Ich und die Riesenmelone
oder: Was die Kreuzung von Melonensorten mit Sortenerhaltung zu tun hat.
20 sorgfältig vorgezogene Melonenpflänzchen sollten mir in diesem Jahr jede Menge Melonen-Mischlinge für meine Hobby-Melonenzüchtung erbringen, aber … daraus wurde nichts. Statt einer Masse Melonen hatte ich am Ende nur Massel mit meinen Melonen – Glück im Unglück also; aber immerhin.
Die Züchtung, für die ich eigens einen kompletten Folientunnel eingeplant hatte, wurde zuerst von den ultra-kühlen Mai- und Juni-Anfängen ausgebremst und ging anschließend nahezu vollständig im Erdbeer- und Unkrautbewuchs unter, der die kühle Zeit zum Wachstum zu nutzen wusste.
Nur vier zufällig gekeimte Melonen im neuen Folientunnel (an seiner Stelle hatte mein „Melonen-Tunnel“ im Vorjahr teilweise gestanden), die mich nicht nur geschmacklich und optisch, sondern auch aufgrund ihrer (wahrscheinlichen) genetischen Zusammensetzung wirklich begeisterten, entschädigten ein wenig für das ungeplante Zucht-Desaster.

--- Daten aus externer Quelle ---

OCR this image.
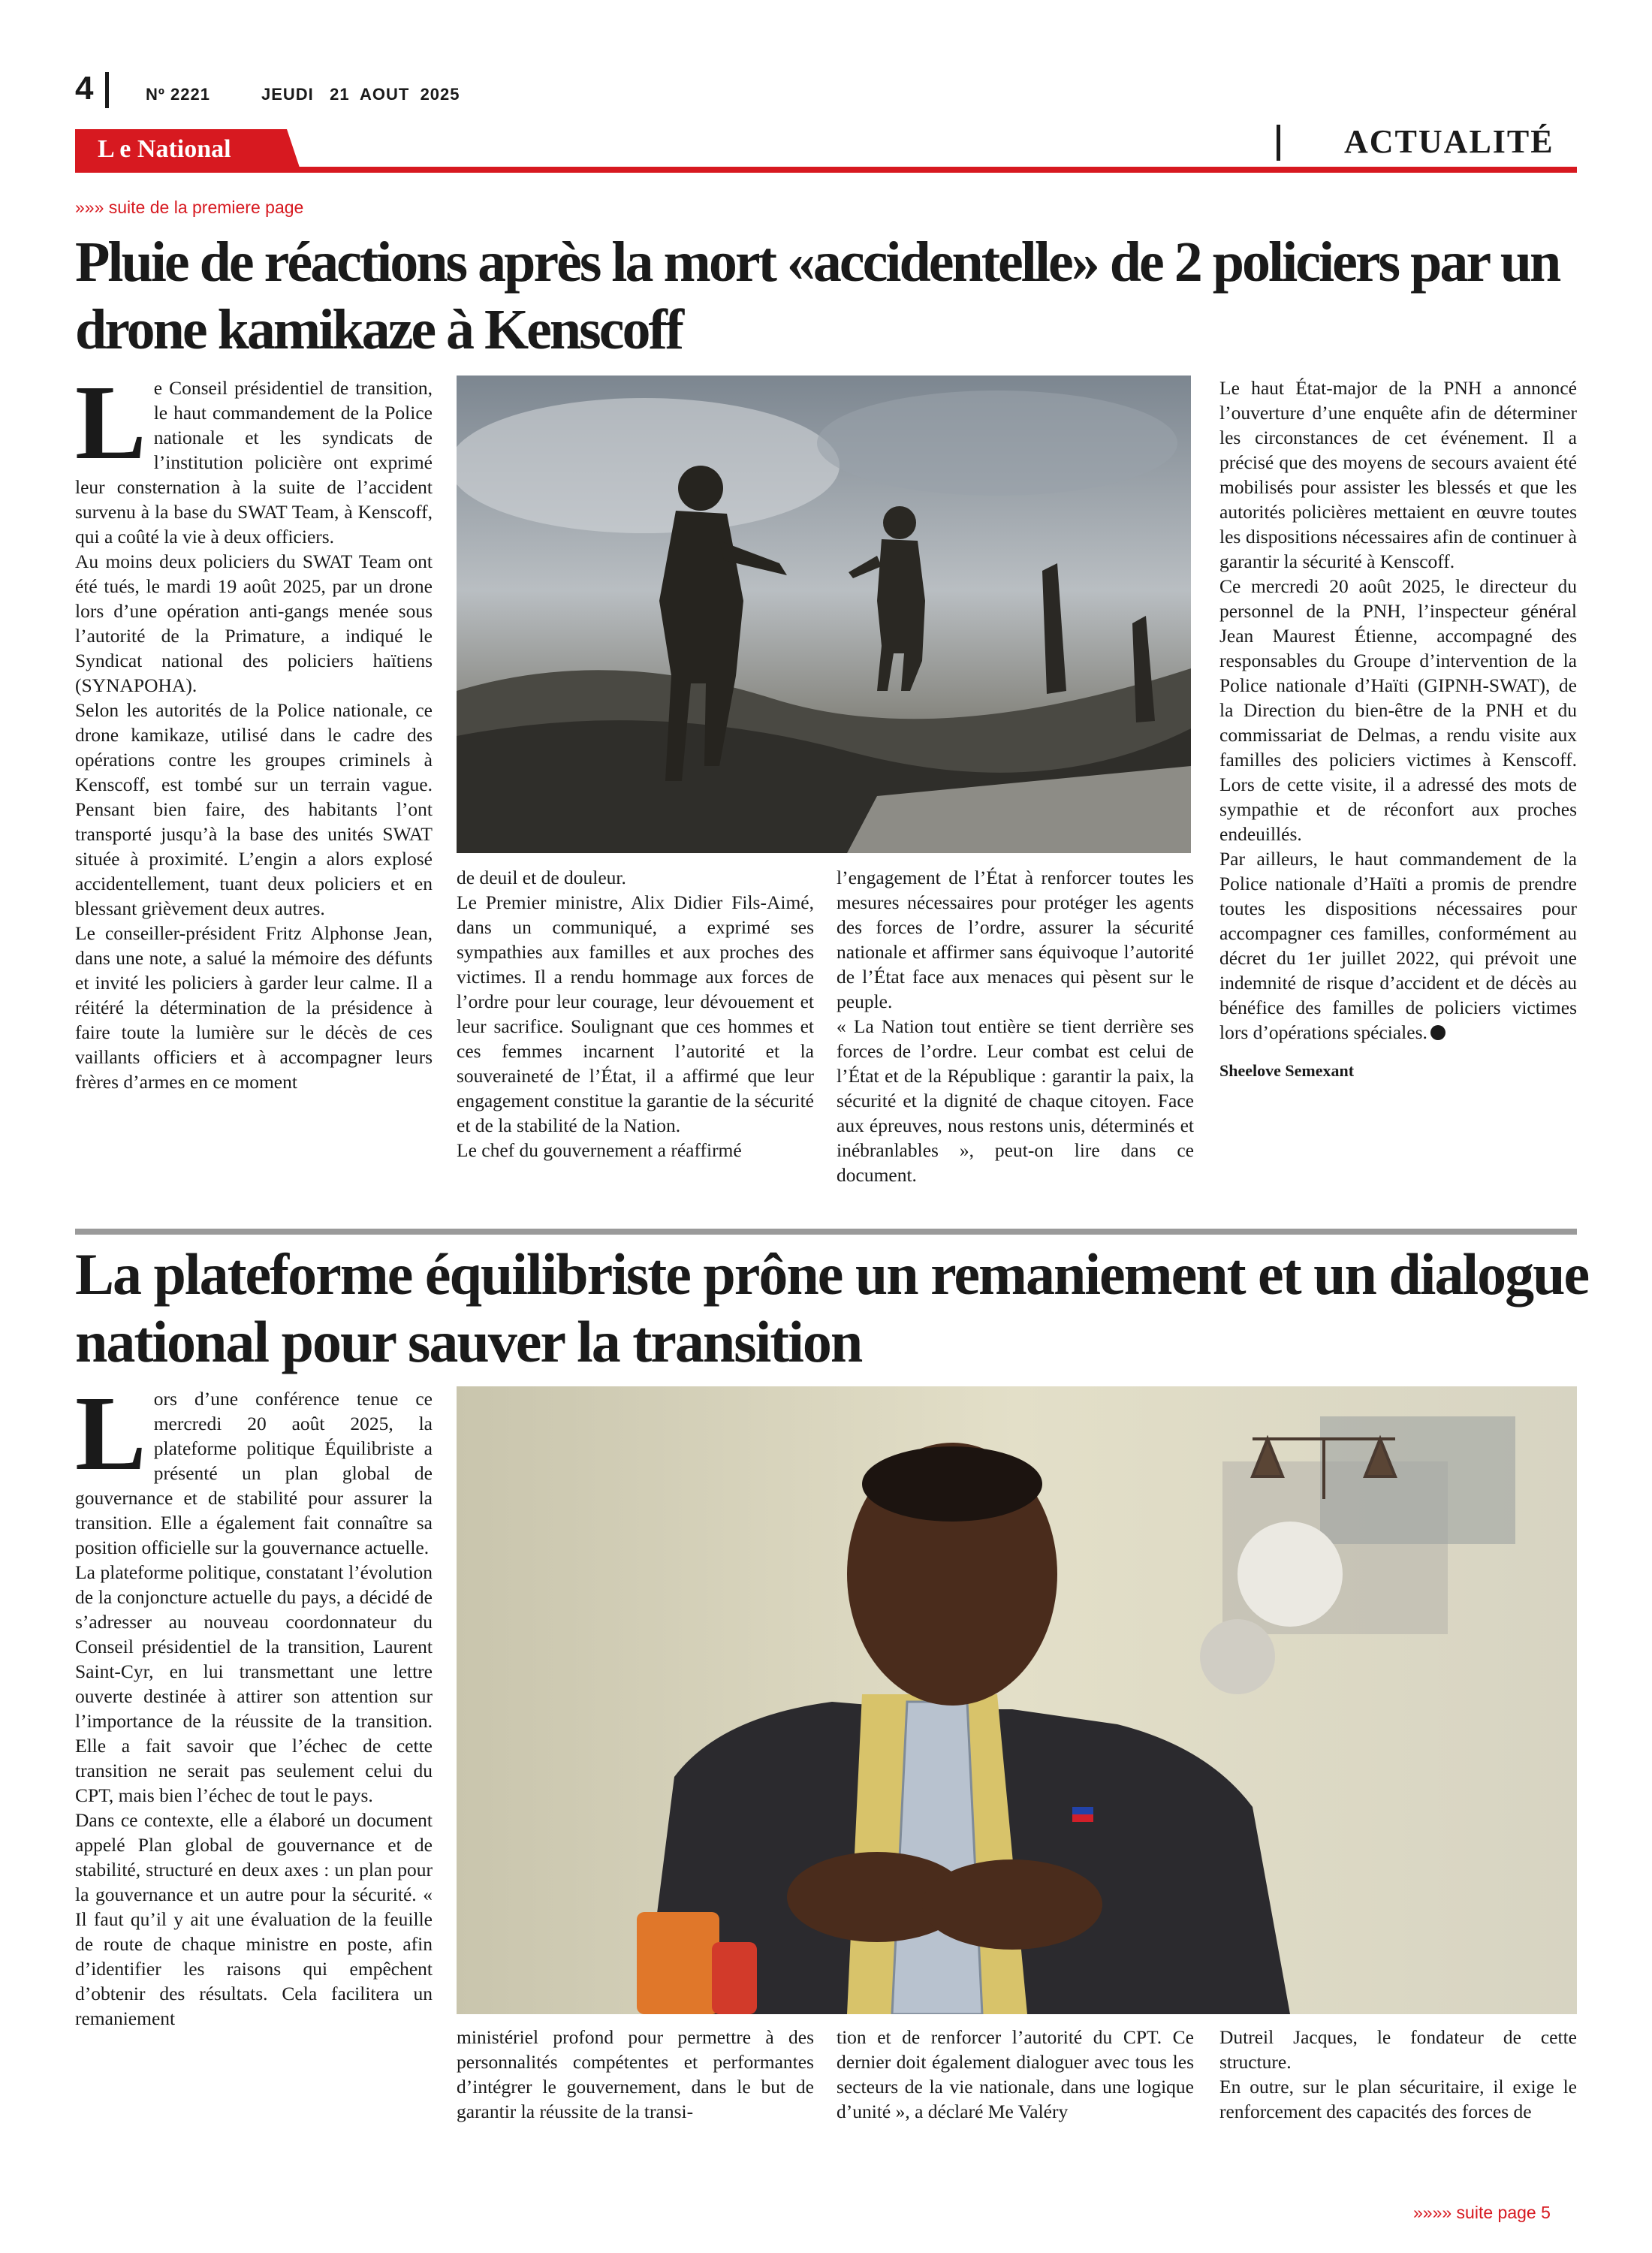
4	Nº 2221	JEUDI   21  AOUT  2025
L e National	ACTUALITÉ
»»» suite de la premiere page
Pluie de réactions après la mort «accidentelle» de 2 policiers par un drone kamikaze à Kenscoff
L e Conseil présidentiel de transition, le haut commandement de la Police nationale et les syndicats de l’institution policière ont exprimé leur consternation à la suite de l’accident survenu à la base du SWAT Team, à Kenscoff, qui a coûté la vie à deux officiers.

Au moins deux policiers du SWAT Team ont été tués, le mardi 19 août 2025, par un drone lors d’une opération anti-gangs menée sous l’autorité de la Primature, a indiqué le Syndicat national des policiers haïtiens (SYNAPOHA).

Selon les autorités de la Police nationale, ce drone kamikaze, utilisé dans le cadre des opérations contre les groupes criminels à Kenscoff, est tombé sur un terrain vague. Pensant bien faire, des habitants l’ont transporté jusqu’à la base des unités SWAT située à proximité. L’engin a alors explosé accidentellement, tuant deux policiers et en blessant grièvement deux autres.

Le conseiller-président Fritz Alphonse Jean, dans une note, a salué la mémoire des défunts et invité les policiers à garder leur calme. Il a réitéré la détermination de la présidence à faire toute la lumière sur le décès de ces vaillants officiers et à accompagner leurs frères d’armes en ce moment

de deuil et de douleur.

Le Premier ministre, Alix Didier Fils-Aimé, dans un communiqué, a exprimé ses sympathies aux familles et aux proches des victimes. Il a rendu hommage aux forces de l’ordre pour leur courage, leur dévouement et leur sacrifice. Soulignant que ces hommes et ces femmes incarnent l’autorité et la souveraineté de l’État, il a affirmé que leur engagement constitue la garantie de la sécurité et de la stabilité de la Nation.

Le chef du gouvernement a réaffirmé

l’engagement de l’État à renforcer toutes les mesures nécessaires pour protéger les agents des forces de l’ordre, assurer la sécurité nationale et affirmer sans équivoque l’autorité de l’État face aux menaces qui pèsent sur le peuple.

« La Nation tout entière se tient derrière ses forces de l’ordre. Leur combat est celui de l’État et de la République : garantir la paix, la sécurité et la dignité de chaque citoyen. Face aux épreuves, nous restons unis, déterminés et inébranlables », peut-on lire dans ce document.

Le haut État-major de la PNH a annoncé l’ouverture d’une enquête afin de déterminer les circonstances de cet événement. Il a précisé que des moyens de secours avaient été mobilisés pour assister les blessés et que les autorités policières mettaient en œuvre toutes les dispositions nécessaires afin de continuer à garantir la sécurité à Kenscoff.

Ce mercredi 20 août 2025, le directeur du personnel de la PNH, l’inspecteur général Jean Maurest Étienne, accompagné des responsables du Groupe d’intervention de la Police nationale d’Haïti (GIPNH-SWAT), de la Direction du bien-être de la PNH et du commissariat de Delmas, a rendu visite aux familles des policiers victimes à Kenscoff. Lors de cette visite, il a adressé des mots de sympathie et de réconfort aux proches endeuillés.

Par ailleurs, le haut commandement de la Police nationale d’Haïti a promis de prendre toutes les dispositions nécessaires pour accompagner ces familles, conformément au décret du 1er juillet 2022, qui prévoit une indemnité de risque d’accident et de décès au bénéfice des familles de policiers victimes lors d’opérations spéciales.

Sheelove Semexant

La plateforme équilibriste prône un remaniement et un dialogue national pour sauver la transition
L ors d’une conférence tenue ce mercredi 20 août 2025, la plateforme politique Équilibriste a présenté un plan global de gouvernance et de stabilité pour assurer la transition. Elle a également fait connaître sa position officielle sur la gouvernance actuelle.

La plateforme politique, constatant l’évolution de la conjoncture actuelle du pays, a décidé de s’adresser au nouveau coordonnateur du Conseil présidentiel de la transition, Laurent Saint-Cyr, en lui transmettant une lettre ouverte destinée à attirer son attention sur l’importance de la réussite de la transition. Elle a fait savoir que l’échec de cette transition ne serait pas seulement celui du CPT, mais bien l’échec de tout le pays.

Dans ce contexte, elle a élaboré un document appelé Plan global de gouvernance et de stabilité, structuré en deux axes : un plan pour la gouvernance et un autre pour la sécurité. « Il faut qu’il y ait une évaluation de la feuille de route de chaque ministre en poste, afin d’identifier les raisons qui empêchent d’obtenir des résultats. Cela facilitera un remaniement

ministériel profond pour permettre à des personnalités compétentes et performantes d’intégrer le gouvernement, dans le but de garantir la réussite de la transi-

tion et de renforcer l’autorité du CPT. Ce dernier doit également dialoguer avec tous les secteurs de la vie nationale, dans une logique d’unité », a déclaré Me Valéry

Dutreil Jacques, le fondateur de cette structure.

En outre, sur le plan sécuritaire, il exige le renforcement des capacités des forces de

»»»» suite page 5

Diese Zufallssämlinge lösten in mir die Frage aus, ob eine „alte“ Sorte, hier: Die „Berliner Netzmelone“, nicht auch „erhalten“ wird, wenn sie mit anderen Melonensorten gekreuzt wird.
Um diese (spannende) Frage wird dieser Beitrag vor allem kreisen.
Nebenbei werde ich zeigen, welche Melonen ich sonst noch entdecken und probieren durfte.
Wie meine geplante Melonenzucht scheitert
In diesem Jahr wollte ich meine Melonenzucht, also ihren Anbau sowie die Entwicklung einer neuen Sorte mit gelber Schale und orangem Fruchtfleisch, von Grund auf perfekt angehen. In meiner winterlichen Planung (ok, ich bin ehrlich: „Planung“ bedeutet bei mir zumeist „Hirngespinst“) hatte ich mir vorgenommen, meine neue Melonensorte, von der ich 2016 schon einmal ein Zufallsmodell zu Gesicht (und in den Mund) bekam, ganz von vorn zu entwickeln.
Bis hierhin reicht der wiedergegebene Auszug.